Kleeman Elizabeth A, Reisinger Sonali N, Adithya Pranav, Houston Brendan, Stathatos Gemma, Garnham Alexandra L, McLaughlin Shae, O'Bryan Moira K, Gubert Carolina, Hannan Anthony J
Florey Institute of Neuroscience and Mental Health, University of Melbourne, Parkville, Victoria, Australia.
Bio21 Institute, University of Melbourne, Parkville, Victoria, Australia; School of BioSciences, University of Melbourne, Parkville, Victoria, Australia.
Brain Behav Immun. 2024 Jan;115:258-279. doi: 10.1016/j.bbi.2023.10.005. Epub 2023 Oct 10.

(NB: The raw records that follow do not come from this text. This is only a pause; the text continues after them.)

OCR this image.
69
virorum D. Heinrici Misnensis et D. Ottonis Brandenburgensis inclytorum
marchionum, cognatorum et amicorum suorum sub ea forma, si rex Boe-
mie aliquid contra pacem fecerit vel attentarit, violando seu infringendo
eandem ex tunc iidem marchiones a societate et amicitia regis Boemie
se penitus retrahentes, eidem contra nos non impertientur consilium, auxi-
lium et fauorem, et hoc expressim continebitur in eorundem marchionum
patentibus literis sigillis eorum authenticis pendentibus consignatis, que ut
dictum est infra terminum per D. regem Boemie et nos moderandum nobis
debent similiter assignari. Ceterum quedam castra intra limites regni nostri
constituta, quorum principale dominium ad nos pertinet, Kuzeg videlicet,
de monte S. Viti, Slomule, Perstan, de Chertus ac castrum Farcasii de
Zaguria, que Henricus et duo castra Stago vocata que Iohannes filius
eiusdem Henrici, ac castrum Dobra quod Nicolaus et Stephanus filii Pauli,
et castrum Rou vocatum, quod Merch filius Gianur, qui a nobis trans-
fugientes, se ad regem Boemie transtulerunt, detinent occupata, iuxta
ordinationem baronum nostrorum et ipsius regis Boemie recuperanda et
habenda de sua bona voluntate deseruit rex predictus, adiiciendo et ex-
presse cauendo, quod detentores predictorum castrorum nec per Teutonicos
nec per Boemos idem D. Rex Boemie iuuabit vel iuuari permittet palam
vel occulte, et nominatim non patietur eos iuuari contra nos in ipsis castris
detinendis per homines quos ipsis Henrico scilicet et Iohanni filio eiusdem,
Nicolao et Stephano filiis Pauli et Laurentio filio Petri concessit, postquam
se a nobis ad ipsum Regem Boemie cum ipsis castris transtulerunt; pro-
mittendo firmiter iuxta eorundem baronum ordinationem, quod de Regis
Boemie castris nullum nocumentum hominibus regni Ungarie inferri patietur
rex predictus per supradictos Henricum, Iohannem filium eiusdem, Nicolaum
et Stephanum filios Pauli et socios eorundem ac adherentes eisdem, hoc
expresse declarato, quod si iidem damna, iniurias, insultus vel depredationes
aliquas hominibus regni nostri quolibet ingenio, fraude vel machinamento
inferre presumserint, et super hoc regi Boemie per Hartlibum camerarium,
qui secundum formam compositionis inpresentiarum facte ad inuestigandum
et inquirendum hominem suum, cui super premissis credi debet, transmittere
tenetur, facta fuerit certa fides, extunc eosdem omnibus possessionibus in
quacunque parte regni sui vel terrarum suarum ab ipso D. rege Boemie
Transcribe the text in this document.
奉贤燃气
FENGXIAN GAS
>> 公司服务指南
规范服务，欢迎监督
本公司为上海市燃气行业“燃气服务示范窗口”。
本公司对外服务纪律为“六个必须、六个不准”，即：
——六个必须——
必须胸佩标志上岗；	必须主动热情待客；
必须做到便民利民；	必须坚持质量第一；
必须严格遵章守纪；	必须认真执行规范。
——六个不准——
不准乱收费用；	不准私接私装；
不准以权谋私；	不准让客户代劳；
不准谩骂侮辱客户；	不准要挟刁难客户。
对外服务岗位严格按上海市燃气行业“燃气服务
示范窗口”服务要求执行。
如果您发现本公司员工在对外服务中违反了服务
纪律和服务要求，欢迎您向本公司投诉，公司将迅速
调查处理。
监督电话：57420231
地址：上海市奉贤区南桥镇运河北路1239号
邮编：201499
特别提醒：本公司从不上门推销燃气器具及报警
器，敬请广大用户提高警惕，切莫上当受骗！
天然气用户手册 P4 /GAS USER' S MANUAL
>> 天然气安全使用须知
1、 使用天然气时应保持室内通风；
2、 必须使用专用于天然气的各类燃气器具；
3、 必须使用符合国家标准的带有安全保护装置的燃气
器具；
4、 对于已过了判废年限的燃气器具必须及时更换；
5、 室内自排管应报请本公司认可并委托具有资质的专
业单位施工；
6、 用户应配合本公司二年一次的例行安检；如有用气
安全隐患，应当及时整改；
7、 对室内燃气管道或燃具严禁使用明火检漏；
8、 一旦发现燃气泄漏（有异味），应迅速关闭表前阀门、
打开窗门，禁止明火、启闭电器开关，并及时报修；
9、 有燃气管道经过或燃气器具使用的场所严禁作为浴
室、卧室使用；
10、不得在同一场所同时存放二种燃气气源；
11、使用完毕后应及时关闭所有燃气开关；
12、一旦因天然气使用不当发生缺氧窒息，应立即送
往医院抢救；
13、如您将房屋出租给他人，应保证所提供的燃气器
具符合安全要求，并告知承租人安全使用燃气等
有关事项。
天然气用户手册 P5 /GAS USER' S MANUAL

Paternal pre-conceptual environmental experiences, such as stress and diet, can affect offspring brain and behavioral phenotypes via epigenetic modifications in sperm. Furthermore, maternal immune activation due to infection during gestation can reprogram offspring behavior and brain functioning in adulthood. However, the effects of paternal pre-conceptual exposure to immune activation on the behavior and physiology of offspring (F1) and grand-offspring (F2) are not currently known. We explored effects of paternal pre-conceptual exposure to viral-like immune activation on F1 and F2 behavioral and physiological phenotypes using a C57BL/6J mouse model. Males were treated with a single injection (intraperitoneal) of the viral mimetic polyinosinic:polycytidylic acid (Poly I:C: 12 mg/kg) then bred with naïve female mice four weeks after the Poly I:C (or 0.9% saline control) injection. The F1 offspring of Poly I:C treated fathers displayed increased depression-like behavior in the Porsolt swim test, an altered stress response in the novelty-suppressed feeding test, and significant transcriptomic changes in their hippocampus. Additionally, the F1 male offspring of Poly I:C treated F0 males showed significantly increased immune responsivity after a Poly I:C immune challenge (12 mg/kg). Furthermore, the F2 male grand-offspring took longer to enter and travelled significantly shorter distances in the light zone of the light/dark box. An analysis of the small noncoding RNA profiles in sperm from Poly I:C treated males and their male offspring revealed significant effects of Poly I:C on the sperm microRNA content at the time of conception and on the sperm PIWI-interacting RNA content of the male offspring. Notably, eight miRNAs with an FDR < 0.05 (miR-141-3p, miR-126b-5p, miR-669o-5p, miR-10b-3p, miR-471-5p, miR-463-5p, miR-148b-3p, and miR-181c-5p) were found to be significantly downregulated in the sperm of Poly I:C treated males. Collectively, we demonstrate that paternal pre-conceptual exposure to a viral immune challenge results in both intergenerational and transgenerational effects on brain and behavior that may be mediated by alterations in the sperm small noncoding RNA content.
父方孕前的环境经历,如压力和饮食,可通过精子中的表观遗传修饰影响子代的大脑和行为表型。此外,孕期感染引起的母体免疫激活可使子代成年后的行为和大脑功能发生重编程。然而,目前尚不清楚父方孕前暴露于免疫激活对其子代(F1)和孙代(F2)的行为和生理有何影响。我们使用C57BL/6J小鼠模型,探讨了父方孕前暴露于病毒样免疫激活对F1和F2行为及生理表型的影响。雄性小鼠单次腹腔注射病毒模拟物聚肌苷酸:聚胞苷酸(Poly I:C:12 mg/kg),然后在注射Poly I:C(或0.9%生理盐水对照)四周后与未接触过该物质的雌性小鼠交配。经Poly I:C处理的父代的F1子代在强迫游泳试验中表现出类似抑郁的行为增加,在新奇抑制摄食试验中应激反应改变,并且其海马体有显著的转录组变化。此外,经Poly I:C处理的F0雄性小鼠的F1雄性子代在接受Poly I:C免疫攻击(12 mg/kg)后免疫反应性显著增加。此外,F2雄性孙代进入明暗箱亮区的时间更长,在亮区的移动距离显著更短。对经Poly I:C处理的雄性小鼠及其雄性子代精子中的小非编码RNA谱进行分析发现,Poly I:C对受孕时精子中的微小RNA含量以及雄性子代精子中与PIWI相互作用的RNA含量有显著影响。值得注意的是,发现8种错误发现率(FDR)<0.05的微小RNA(miR-141-3p、miR-126b-5p、miR-669o-5p、miR-10b-3p、miR-471-5p、miR-463-5p、miR-148b-3p和miR-181c-5p)在经Poly I:C处理的雄性小鼠精子中显著下调。总的来说,我们证明父方孕前暴露于病毒免疫攻击会对大脑和行为产生代际和跨代影响,这可能是由精子中小非编码RNA含量的改变介导的。